The Toucouleur people, among the early inhabitants of Senegal, converted to Islam in the 11th century, although their religious beliefs retained strong elements of animism. The Portuguese had some stations on the banks of the Senegal River in the 15th century, and the first French settlement was made at St.-Louis in 1659. Gorée Island became a major center for the Atlantic slave trade through the 1700s, and millions of Africans were shipped from there to the New World. The British took parts of Senegal at various times, but the French gained possession in 1840 and made it part of French West Africa in 1895. In 1946, together with other parts of French West Africa, Senegal became an overseas territory of France.
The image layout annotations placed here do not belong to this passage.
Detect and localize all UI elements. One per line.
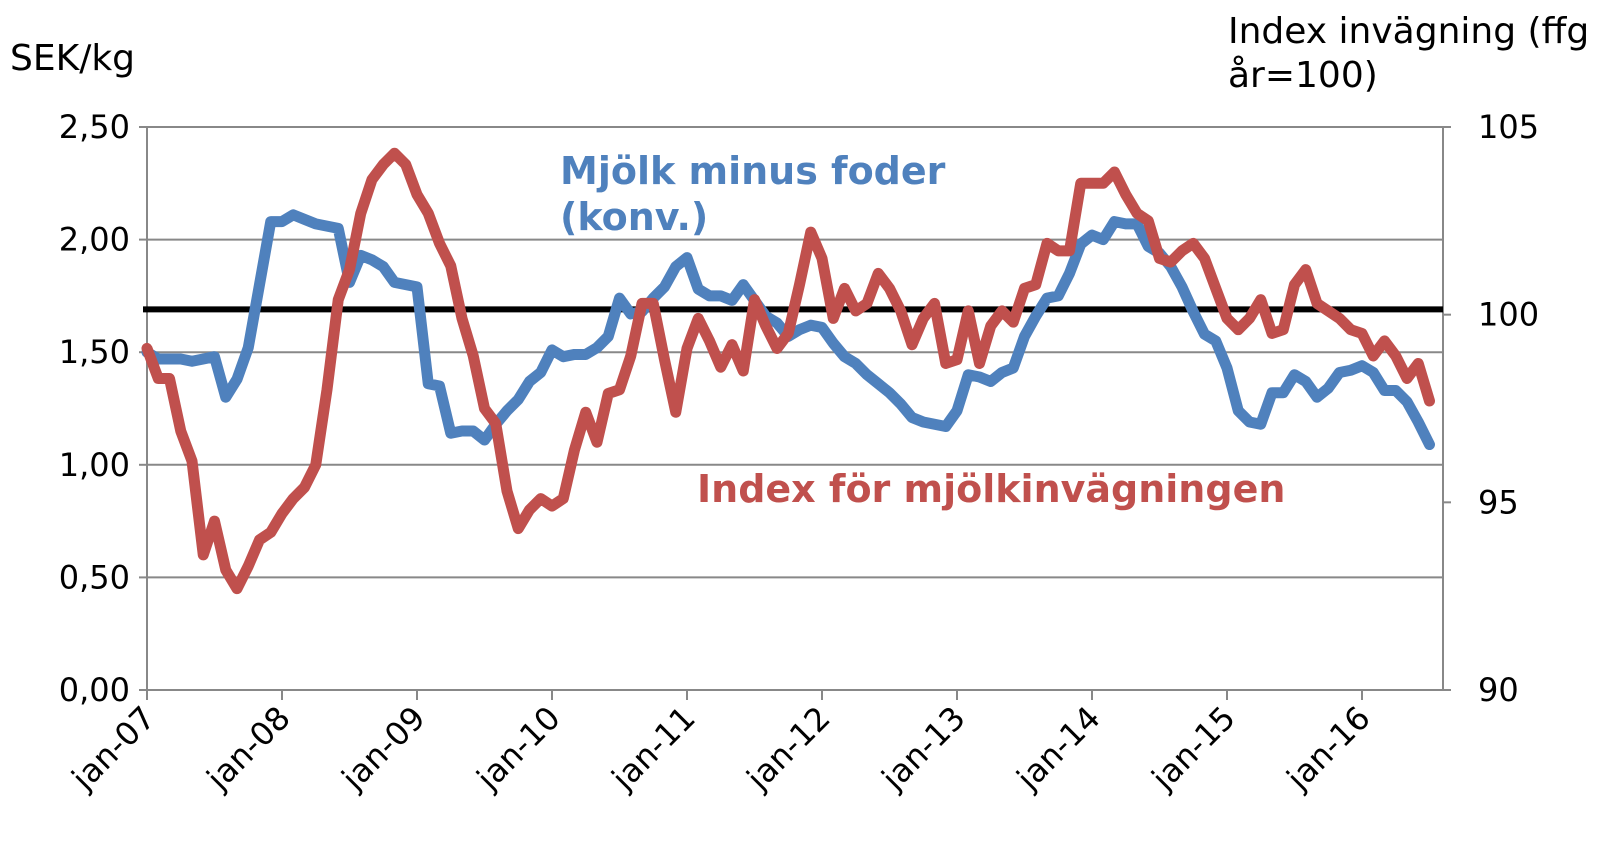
y2-tick-label: 95 bbox=[1478, 483, 1519, 521]
y-axis-label: SEK/kg bbox=[10, 38, 136, 79]
y2-tick-label: 90 bbox=[1478, 671, 1519, 709]
series-label: Mjölk minus foder (konv.) bbox=[560, 149, 946, 239]
x-tick-label: jan-08 bbox=[199, 699, 298, 798]
y-tick-label: 2,50 bbox=[59, 108, 130, 146]
y-tick-label: 0,00 bbox=[59, 671, 130, 709]
x-tick-label: jan-12 bbox=[739, 699, 838, 798]
x-tick-label: jan-10 bbox=[469, 699, 568, 798]
x-tick-label: jan-09 bbox=[334, 699, 433, 798]
y-tick-label: 0,50 bbox=[59, 558, 130, 596]
x-tick-label: jan-13 bbox=[874, 699, 973, 798]
x-tick-label: jan-07 bbox=[64, 699, 163, 798]
x-tick-label: jan-16 bbox=[1279, 699, 1378, 798]
series-line bbox=[141, 147, 1435, 595]
y-tick-label: 2,00 bbox=[59, 221, 130, 259]
x-tick-label: jan-14 bbox=[1009, 699, 1108, 798]
y-tick-label: 1,50 bbox=[59, 333, 130, 371]
x-tick-label: jan-15 bbox=[1144, 699, 1243, 798]
y2-tick-label: 105 bbox=[1478, 108, 1539, 146]
y2-axis-label: Index invägning (ffg år=100) bbox=[1228, 11, 1590, 96]
y-tick-label: 1,00 bbox=[59, 446, 130, 484]
series-label: Index för mjölkinvägningen bbox=[697, 467, 1286, 511]
y2-tick-label: 100 bbox=[1478, 296, 1539, 334]
x-tick-label: jan-11 bbox=[604, 699, 703, 798]
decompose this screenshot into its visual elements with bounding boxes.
On June 20, 1960, it formed an independent republic federated with Mali, but the federation collapsed within four months.
- Music :
Senegal's music is best known abroad due to the popularity of mbalax, a development of Serer sabar drumming popularized by Youssou N'Dour.
During the colonial ages Senegal was colonized by France and many, though not all, Senegalese identified as French instead of any African ethnicity. Post-independence, the philosophy of negritude arose, which espoused the idea that the griot traditions of Senegal were as valid, classical and meaningful as French classical music. The first President of Senegal, Léopold Sédar Senghor (also a poet) was one of the primary exponents of this.
Ethnically the population of Senegal is 43.3% Wolof, 23.8% Fula, 14.7% Serer, 14.7% Jola, 3% Mandinka and 1.1% Soninka, with 1% European and Lebanese and 9.4% classed as "other" Senegalese music has been influenced by that of the Malian Empire though it tends to be fast and lively whereas the sounds of Malian griots are sedate, classical.
The Literature of Senegal is among the most important in West Africa. Most works are written in French, but there are also works in Arabic and Wolof.
Senegalese literature has long been known worldwide through the writing of poet and statesman Léopold Sédar Senghor, a great defender of the French language and of Negritude.
Other now-classic authors include novelists Cheikh Hamidou Kane, Birago Diop, Boubacar Boris Diop, and Ousmane Sembène. The latter is known for bringing some of his own novels to the screen. Major essayists include Cheikh Anta Diop and anthropologist Tidiane N'Diaye.
Women writers have been particularly active. In 1980, Mariama Bâ described polygamous society with great sensitivity in Une si longue lettre. Aminata Sow Fall, in La Grève des Bàttu (1986), showed that the lower classes were not without resources. More recently, Fatou Diome has found success with Le Ventre de l'Atlantique (2004), a novel depicting, often with humor, the dreams of escape of Senegalese youth.
- Film industry
The cinema of Senegal is a relatively small film industry which experienced its prime from the 1960s through to the early 1980s, but has since declined to less than five feature films produced in the last ten years.
The first Senegalese film, Paulin Vieyra's L’Afrique sur Seine, was produced in 1955. Vieyra would follow up with further short films L’Afrique à Moscou (1957), Le Niger aujourd’hui (1958), Les présidents Senghor et Modibo Keita, Avec les Africaines à Vienne and "Présence Africaine" à Rome (1959) and Indépendance du Cameroun, Togo, Congo, Madagascar (1960), a documentary covering the independence of these countries.
- Famous monuments
Maison des esclaves (House of slaves)
Great Mosque of Touba
African renaissance monument
- Architecture history
Lebou fishing people who settled in Dakar in the eighteenth century were looking for a safe haven. They founded their new site in 1795 and called it Ndakarou. Dakar occupies the southern end of the Cap Vert peninsula. On a plateau about hundred feet above the sea, the administrative structures left from the colonial era include the Presidential Palace, City Hall, the Chamber of Commerce with its yellow bricks, and the Court House, which was built in 1906. The tall modern buildings, handsome residences.